2014-04-15	Revert "cgi: relax path restriction for top-level"
	CGI mounts should probably handle this internally. We're reverting this since it adds too much potential for abuse with fake/extra prefixes in the URL. We also need to reorder our redirect handling as a result. This reverts commit c394de9f2c91c2c5ed1f7832a5a7cc0206120b7f.
2014-04-14	cgi: fix up top-level index
	We do not have all messages in the top-level index (and we need to adjust the test while we're at it).
2014-04-14	cgi: 301 for list-indices without trailing slash
	It is common to type upper-level URLs without the slash, redirect users to the correct page for usability.
2014-04-14	t/cgi: cleanup: no need for additional block
	Not sure what I was thinking...
2014-04-12	cgi: ensure we unescape MIDs correctly in URLs
	MIDs may have strange characters in them, so we need to handle escaping/unescaping properly to avoid broken links or worse.
2014-04-12	cgi: relax path restriction for top-level
	We may have something like /foo.cgi/m/$MID.html in there.
2014-04-12	cgi: rename to have .cgi suffix
	This makes it easier to configure for systems which determine a script is a CGI script based on suffix.
2014-04-11	cgi: wire up HTML pages for messages
	These need better tests and verification, but it's something for now.
2014-04-11	cgi: update feed/view and tests for shorter URLs
	Code should be consistent with the design docs (and we will need better tests).
2014-04-11	cgi: /$LISTNAME/ and /$LISTNAME/index.html are equal
	This prevents ambiguity when switching URLs between static file servers and CGI. The /$LISTNAME/index.html URL appearing in the wild is inevitable because of our static file server support.

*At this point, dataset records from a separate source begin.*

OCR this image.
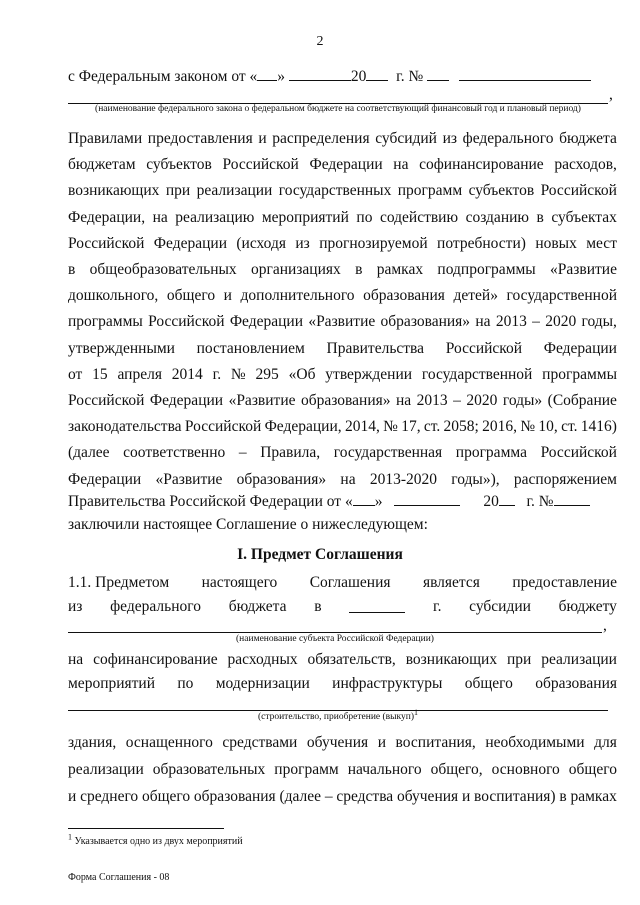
2
с Федеральным законом от « »	20 г. №
,
(наименование федерального закона о федеральном бюджете на соответствующий финансовый год и плановый период)
Правилами предоставления и распределения субсидий из федерального бюджета
бюджетам субъектов Российской Федерации на софинансирование расходов,
возникающих при реализации государственных программ субъектов Российской
Федерации, на реализацию мероприятий по содействию созданию в субъектах
Российской Федерации (исходя из прогнозируемой потребности) новых мест
в общеобразовательных организациях в рамках подпрограммы «Развитие
дошкольного, общего и дополнительного образования детей» государственной
программы Российской Федерации «Развитие образования» на 2013 – 2020 годы,
утвержденными постановлением Правительства Российской Федерации
от 15 апреля 2014 г. № 295 «Об утверждении государственной программы
Российской Федерации «Развитие образования» на 2013 – 2020 годы» (Собрание
законодательства Российской Федерации, 2014, № 17, ст. 2058; 2016, № 10, ст. 1416)
(далее соответственно – Правила, государственная программа Российской
Федерации «Развитие образования» на 2013-2020 годы»), распоряжением
Правительства Российской Федерации от « »	20 г. №
заключили настоящее Соглашение о нижеследующем:
I. Предмет Соглашения
1.1. Предметом настоящего Соглашения является предоставление
из федерального бюджета в	г. субсидии бюджету
,
(наименование субъекта Российской Федерации)
на софинансирование расходных обязательств, возникающих при реализации
мероприятий по модернизации инфраструктуры общего образования
(строительство, приобретение (выкуп)$^1$
здания, оснащенного средствами обучения и воспитания, необходимыми для
реализации образовательных программ начального общего, основного общего
и среднего общего образования (далее – средства обучения и воспитания) в рамках
$^1$ Указывается одно из двух мероприятий
Форма Соглашения - 08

Worst yet, there's no easy/consistent way to get all installations detect and 301 them to the shorter /$LISTNAME/. So we make the CGI support /$LISTNAME/index.html. The downside of this is the potential duplicate entry in all caches.
2014-04-10	cgi: implement get_mid_txt
	This is essential when telling people to use something like: curl $URL \| git am
2014-04-10	cgi: wire up index + tests
	Remove the specified /all.html while we're at it, we only have /all.atom.xml because it's convenient for feed readers.
2014-04-05	get a basic CGI feed sender running
	We should be able to wire up the rest, soon.